Jon Ippolito - Those are really two different questions. The Variable Media Questionnaire solicits opinions about exactly how a work should change over time (if at all). At first, the Questionnaire was controversial among more conservative curators or artists, but it was meant to be a practical instrument that can be used every day by folks tasked with maintaining creative works. And from what I can tell, such questionnaires–and more importantly, the fluid model of creativity they embody–are cropping up in many museum’s acquisition and conservation policies.

While the Variable Media Questionnaire assumes that works must transition from version to version in order to survive technical and cultural obsolescence, proliferative preservation represents a bigger conceptual leap that I’m not sure every institution is yet ready to make. Migration is like a “relay race,” in which each version once deprecated passes on the baton to the next “authentic” version. Proliferative preservation, on the other hand, is a splintering into simultaneous variations, spreading out like a fan rather than unfolding in a linear chain.

Even so, a version of proliferative preservation is already at work in communities based in asynchronous collaboration. Remix, for example, can help keep culture alive, albeit through a distorted lens. DJ Danger Mouse dusted off the Beatles by mashing up their beats with Jay Z’s vocals. Code revisions in the Linux kernel propagate into Ubuntu, Debian, and Red Hat distributions. In a less benign example of cultural proliferation, spammers clone passages from literary figures like Virginia Wolff or newspapers like The New York Times into fake blogs designed to manipulate search engine rankings.

But there is another, far older and more pervasive history of proliferative preservation. We find this in the dances, songs, and stories shared among indigenous peoples.
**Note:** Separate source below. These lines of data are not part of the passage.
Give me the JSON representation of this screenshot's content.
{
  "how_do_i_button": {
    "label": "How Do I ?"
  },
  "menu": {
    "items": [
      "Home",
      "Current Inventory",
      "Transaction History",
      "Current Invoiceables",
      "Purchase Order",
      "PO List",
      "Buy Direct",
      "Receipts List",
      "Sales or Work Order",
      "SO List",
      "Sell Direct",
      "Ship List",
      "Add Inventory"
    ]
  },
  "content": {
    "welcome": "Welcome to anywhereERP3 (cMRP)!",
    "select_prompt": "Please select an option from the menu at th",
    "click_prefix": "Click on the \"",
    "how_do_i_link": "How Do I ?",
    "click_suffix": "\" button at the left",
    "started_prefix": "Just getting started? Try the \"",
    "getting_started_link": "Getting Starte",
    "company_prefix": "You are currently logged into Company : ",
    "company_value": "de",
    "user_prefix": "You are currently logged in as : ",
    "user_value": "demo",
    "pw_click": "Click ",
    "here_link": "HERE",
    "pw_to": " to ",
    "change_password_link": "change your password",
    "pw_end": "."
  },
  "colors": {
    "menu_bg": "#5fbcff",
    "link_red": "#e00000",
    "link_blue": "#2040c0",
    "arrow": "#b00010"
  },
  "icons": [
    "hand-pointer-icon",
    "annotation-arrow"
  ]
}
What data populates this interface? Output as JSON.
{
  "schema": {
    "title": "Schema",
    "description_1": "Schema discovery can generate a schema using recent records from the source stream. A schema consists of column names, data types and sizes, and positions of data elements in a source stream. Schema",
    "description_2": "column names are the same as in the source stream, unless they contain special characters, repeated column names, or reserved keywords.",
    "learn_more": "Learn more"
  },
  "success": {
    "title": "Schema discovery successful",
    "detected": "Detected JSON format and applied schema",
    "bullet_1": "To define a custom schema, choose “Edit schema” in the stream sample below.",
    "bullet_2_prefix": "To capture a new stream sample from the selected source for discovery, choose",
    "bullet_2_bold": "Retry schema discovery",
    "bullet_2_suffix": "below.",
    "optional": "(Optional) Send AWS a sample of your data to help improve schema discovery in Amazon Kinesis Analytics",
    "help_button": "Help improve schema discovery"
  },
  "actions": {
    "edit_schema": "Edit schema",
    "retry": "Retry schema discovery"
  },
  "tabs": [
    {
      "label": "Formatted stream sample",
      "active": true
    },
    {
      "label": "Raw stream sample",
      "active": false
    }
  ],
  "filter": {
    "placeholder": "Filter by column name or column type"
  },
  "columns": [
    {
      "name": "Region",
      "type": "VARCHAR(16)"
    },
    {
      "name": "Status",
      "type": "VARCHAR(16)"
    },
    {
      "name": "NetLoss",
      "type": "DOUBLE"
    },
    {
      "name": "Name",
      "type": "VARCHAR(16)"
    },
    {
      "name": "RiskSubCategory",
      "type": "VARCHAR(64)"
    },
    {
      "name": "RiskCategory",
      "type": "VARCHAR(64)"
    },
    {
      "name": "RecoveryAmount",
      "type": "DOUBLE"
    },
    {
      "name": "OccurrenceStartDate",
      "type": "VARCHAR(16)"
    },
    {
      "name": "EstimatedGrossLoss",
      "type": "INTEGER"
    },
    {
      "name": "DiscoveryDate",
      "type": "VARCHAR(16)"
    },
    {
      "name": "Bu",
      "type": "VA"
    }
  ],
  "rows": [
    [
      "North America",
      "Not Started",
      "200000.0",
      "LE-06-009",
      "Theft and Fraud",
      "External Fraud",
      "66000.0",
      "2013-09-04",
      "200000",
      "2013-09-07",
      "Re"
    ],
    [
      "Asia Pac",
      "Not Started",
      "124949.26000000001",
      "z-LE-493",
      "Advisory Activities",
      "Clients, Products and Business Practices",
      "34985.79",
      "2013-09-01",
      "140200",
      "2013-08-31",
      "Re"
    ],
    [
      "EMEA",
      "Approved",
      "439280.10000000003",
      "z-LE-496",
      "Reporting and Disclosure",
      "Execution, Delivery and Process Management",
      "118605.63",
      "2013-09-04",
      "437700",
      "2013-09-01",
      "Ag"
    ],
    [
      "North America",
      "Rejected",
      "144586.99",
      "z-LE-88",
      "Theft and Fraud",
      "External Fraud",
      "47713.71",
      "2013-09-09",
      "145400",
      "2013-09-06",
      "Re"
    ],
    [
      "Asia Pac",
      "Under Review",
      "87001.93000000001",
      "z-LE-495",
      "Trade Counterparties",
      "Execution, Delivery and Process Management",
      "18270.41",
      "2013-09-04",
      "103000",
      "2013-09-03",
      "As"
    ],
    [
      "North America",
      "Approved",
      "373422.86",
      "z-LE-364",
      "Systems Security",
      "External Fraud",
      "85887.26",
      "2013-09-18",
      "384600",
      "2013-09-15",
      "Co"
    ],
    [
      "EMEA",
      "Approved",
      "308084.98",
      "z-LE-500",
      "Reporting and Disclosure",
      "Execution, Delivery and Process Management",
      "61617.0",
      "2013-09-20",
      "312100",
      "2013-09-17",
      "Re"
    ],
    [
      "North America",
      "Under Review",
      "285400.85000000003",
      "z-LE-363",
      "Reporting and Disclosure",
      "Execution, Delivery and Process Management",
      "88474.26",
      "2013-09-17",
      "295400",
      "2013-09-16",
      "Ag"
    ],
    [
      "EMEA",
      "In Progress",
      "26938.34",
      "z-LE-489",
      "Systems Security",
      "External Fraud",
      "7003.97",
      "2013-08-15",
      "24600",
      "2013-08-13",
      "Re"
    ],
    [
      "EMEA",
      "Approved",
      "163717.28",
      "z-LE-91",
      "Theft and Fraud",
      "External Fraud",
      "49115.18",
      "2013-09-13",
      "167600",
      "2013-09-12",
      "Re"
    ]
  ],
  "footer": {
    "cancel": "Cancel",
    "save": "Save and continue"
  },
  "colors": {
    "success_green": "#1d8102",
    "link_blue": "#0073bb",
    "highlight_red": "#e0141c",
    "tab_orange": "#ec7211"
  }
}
And if we reach back still further and open my our minds a bit more, we see proliferative preservation in the genetic archive of all of the living beings surrounding us.

Our book Re-collection examines the advantages and disadvantages of such a living archive, comparing the now relatively accepted strategy of variable media with the much more speculative strategy of variable organisms. Researchers have shown that DNA is a computational medium that can store petaBytes of information or compute solutions to problems like the Travelling Salesman puzzle. Could wetware be the preservation medium of the future?